Nörvenich: Nörvenicher Rat: „Haben noch viel zu tun, packen aber an“

Nörvenich: Nörvenicher Rat: „Haben noch viel zu tun, packen aber an“

Gegen die Stimmen der FDP hat der Rat der Gemeinde Nörvenich am Donnerstag den Haushalt für 2017 verabschiedet. Der Etat, den Bürgermeister Dr. Timo Czech (CDU) und Kämmerer Thomas Reimer schon im September eingebracht hatten, weist Erträge von 22.168.605 Euro auf.

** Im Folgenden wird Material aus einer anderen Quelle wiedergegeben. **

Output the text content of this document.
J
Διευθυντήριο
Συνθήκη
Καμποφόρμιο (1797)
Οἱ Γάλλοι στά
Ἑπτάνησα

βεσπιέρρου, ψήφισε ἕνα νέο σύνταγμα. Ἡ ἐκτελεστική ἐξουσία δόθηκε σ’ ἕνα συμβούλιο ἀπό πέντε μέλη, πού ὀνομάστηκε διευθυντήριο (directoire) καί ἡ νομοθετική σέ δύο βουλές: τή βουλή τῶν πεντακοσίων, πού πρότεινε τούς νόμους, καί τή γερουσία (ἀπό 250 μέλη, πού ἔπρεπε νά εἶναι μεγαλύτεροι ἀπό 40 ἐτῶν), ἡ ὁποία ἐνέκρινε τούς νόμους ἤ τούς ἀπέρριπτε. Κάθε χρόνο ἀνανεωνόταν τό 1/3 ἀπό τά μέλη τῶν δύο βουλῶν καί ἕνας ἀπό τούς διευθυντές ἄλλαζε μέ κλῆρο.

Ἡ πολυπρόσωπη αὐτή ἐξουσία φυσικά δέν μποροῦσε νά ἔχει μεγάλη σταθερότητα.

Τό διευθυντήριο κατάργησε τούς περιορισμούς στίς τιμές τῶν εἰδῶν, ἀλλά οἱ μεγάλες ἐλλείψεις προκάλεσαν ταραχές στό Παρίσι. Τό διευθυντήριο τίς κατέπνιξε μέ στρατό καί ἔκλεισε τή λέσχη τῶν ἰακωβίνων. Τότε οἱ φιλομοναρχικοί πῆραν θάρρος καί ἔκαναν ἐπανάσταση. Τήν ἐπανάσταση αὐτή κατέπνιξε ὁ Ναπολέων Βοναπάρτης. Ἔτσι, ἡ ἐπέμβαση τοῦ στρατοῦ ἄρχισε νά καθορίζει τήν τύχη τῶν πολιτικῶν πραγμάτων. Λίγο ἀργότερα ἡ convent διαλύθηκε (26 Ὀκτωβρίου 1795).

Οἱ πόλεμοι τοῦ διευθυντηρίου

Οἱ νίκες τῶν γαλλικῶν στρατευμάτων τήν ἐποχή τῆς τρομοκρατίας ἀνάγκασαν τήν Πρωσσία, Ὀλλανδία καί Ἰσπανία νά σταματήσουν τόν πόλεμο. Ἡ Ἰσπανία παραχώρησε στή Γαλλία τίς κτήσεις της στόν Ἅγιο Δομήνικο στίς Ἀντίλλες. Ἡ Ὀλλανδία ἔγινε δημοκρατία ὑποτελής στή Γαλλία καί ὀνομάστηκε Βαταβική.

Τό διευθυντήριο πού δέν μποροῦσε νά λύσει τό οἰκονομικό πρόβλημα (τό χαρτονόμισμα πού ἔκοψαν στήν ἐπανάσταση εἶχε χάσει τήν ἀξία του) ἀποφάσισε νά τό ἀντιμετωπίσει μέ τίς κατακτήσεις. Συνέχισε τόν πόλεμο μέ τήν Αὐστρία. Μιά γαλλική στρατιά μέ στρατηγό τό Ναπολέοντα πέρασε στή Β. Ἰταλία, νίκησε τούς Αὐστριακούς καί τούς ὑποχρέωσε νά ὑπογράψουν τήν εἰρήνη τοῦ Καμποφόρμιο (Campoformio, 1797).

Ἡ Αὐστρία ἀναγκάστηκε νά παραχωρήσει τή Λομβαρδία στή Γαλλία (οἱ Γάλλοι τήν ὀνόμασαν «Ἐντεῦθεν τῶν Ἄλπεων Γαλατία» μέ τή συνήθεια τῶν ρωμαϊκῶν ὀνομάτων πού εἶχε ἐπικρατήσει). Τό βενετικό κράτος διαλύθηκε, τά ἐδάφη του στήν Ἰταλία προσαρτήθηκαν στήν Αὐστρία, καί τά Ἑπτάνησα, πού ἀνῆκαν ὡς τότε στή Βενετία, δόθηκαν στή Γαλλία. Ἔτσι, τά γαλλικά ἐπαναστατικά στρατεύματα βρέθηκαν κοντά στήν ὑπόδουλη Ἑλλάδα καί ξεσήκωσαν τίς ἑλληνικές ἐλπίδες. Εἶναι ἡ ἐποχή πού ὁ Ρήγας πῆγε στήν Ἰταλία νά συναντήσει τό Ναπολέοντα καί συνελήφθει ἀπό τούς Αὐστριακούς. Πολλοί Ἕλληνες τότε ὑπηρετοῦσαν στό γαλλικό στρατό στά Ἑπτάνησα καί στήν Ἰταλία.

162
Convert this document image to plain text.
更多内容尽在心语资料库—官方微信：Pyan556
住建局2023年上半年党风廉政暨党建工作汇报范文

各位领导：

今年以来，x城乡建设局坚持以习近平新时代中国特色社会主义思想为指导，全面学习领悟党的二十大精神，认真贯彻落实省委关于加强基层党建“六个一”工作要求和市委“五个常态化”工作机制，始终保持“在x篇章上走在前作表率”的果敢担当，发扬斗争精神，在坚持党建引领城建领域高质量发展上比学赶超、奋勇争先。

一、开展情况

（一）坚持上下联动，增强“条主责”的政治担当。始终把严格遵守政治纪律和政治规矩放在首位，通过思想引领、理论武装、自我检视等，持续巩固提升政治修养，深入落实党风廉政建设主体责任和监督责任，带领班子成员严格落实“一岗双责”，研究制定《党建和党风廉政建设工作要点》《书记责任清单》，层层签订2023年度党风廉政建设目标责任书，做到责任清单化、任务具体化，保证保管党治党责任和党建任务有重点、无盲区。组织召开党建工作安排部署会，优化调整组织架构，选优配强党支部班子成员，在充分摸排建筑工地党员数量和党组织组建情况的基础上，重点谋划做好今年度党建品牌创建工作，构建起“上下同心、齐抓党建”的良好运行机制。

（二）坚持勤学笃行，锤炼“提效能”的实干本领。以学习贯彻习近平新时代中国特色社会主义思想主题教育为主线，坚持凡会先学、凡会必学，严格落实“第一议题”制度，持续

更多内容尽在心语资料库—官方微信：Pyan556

Dem gegenüber stehen Aufwendungen in Höhe von 23.198.106 Euro — macht also ein Minus von gut einer Million Euro. CDU-Fraktionsvorsitzender Stephan Küpper startete seine Haushaltsrede mit einem Rückblick auf das erste Bürgermeister-Jahr von Timo Czech. „Unser neuer Verwaltungschef arbeitet mit einer großen Geschwindigkeit. Das erste Jahr ist sehr schnell vergangen.“

Genau wie sein Kollege Wolfgang Wegner von der SPD lobte Küpper die gute Informationspolitik des Bürgermeisters. „In Nörvenich hat sich im vergangenen Jahr viel getan, es ist ein großer Elan spürbar. Wir haben noch viel zu tun, aber wir packen die Dinge an.“

Der neue Haushalt sieht neben eisernen Sparbemühungen eine große Investitionsliste in einer Gesamthöhe von rund sieben Millionen Euro vor. „So etwas“, betonte Stephan Küpper, „hat es in Nörvenich lange nicht mehr gegeben. Die Entwicklung hat jahrelang stagniert.“

Es sei wichtig, ergänzte der Christdemokrat, neue Gewerbe- und Baugebiete zu realisieren. „Unsere Gemeinde braucht mehr Einwohner und mehr Industrieflächen, weil uns das höhere Einkommenssteuern, mehr Schlüsselzuweisungen und höhere Gewerbesteuern bringt.“

Die Erschließung neuer Gewerbeflächen müsse mit „viel Augenmaß“ erfolgen. Küpper: „Das Risiko, das die Gemeinde eingeht, darf nicht zu hoch sein. Deswegen ist es wichtig, dass es uns gelingt, das alte Hauptschulgebäude zu verkaufen.“ Wolfgang Wegner betonte, dass die Erschließung neuer Baugebiete allein nicht reiche. „Wir müssen auch über Infrastruktur und Nahversorgung nachdenken“, sagte der SPD-Fraktionschef. „Und darüber, ob wir nicht auch sozialen Wohnungsbau in den neuen Baugebieten vorantreiben müssen.“

FDP soll Vorschläge machen

Dass die FDP dem Haushalt nicht zustimmt, begründete ihre Ratsfrau Ingola Schmitz unter anderem mit dem Rathausumbau, der bereits begonnen hat. „Es kann nicht sein, dass der Sitz des Bürgermeisters schön ausgebaut wird, aber gleichzeitig keine finanziellen Mittel für die Kultur bereitgestellt werden. Außerdem halten wir auch die weitere Erhöhung der Grundsteuer B für falsch.“

In Bezug auf den Rathausumbau erwiderte Bürgermeister Czech, dass der keinesfalls dazu diene, ihm ein größeres Büro zu bescheren. „Ich ziehe überhaupt nicht um. Der Anbau ist nötig, weil wir die Außenstelle des Rathauses an der Jakob-Breidkopf-Straße aufgelöst haben und als Flüchtlingsunterkunft nutzen.“ Gleichzeitig forderte Czech die FDP-Fraktion auf, ihm eine Liste mit Einsparmöglichkeiten zu schicken.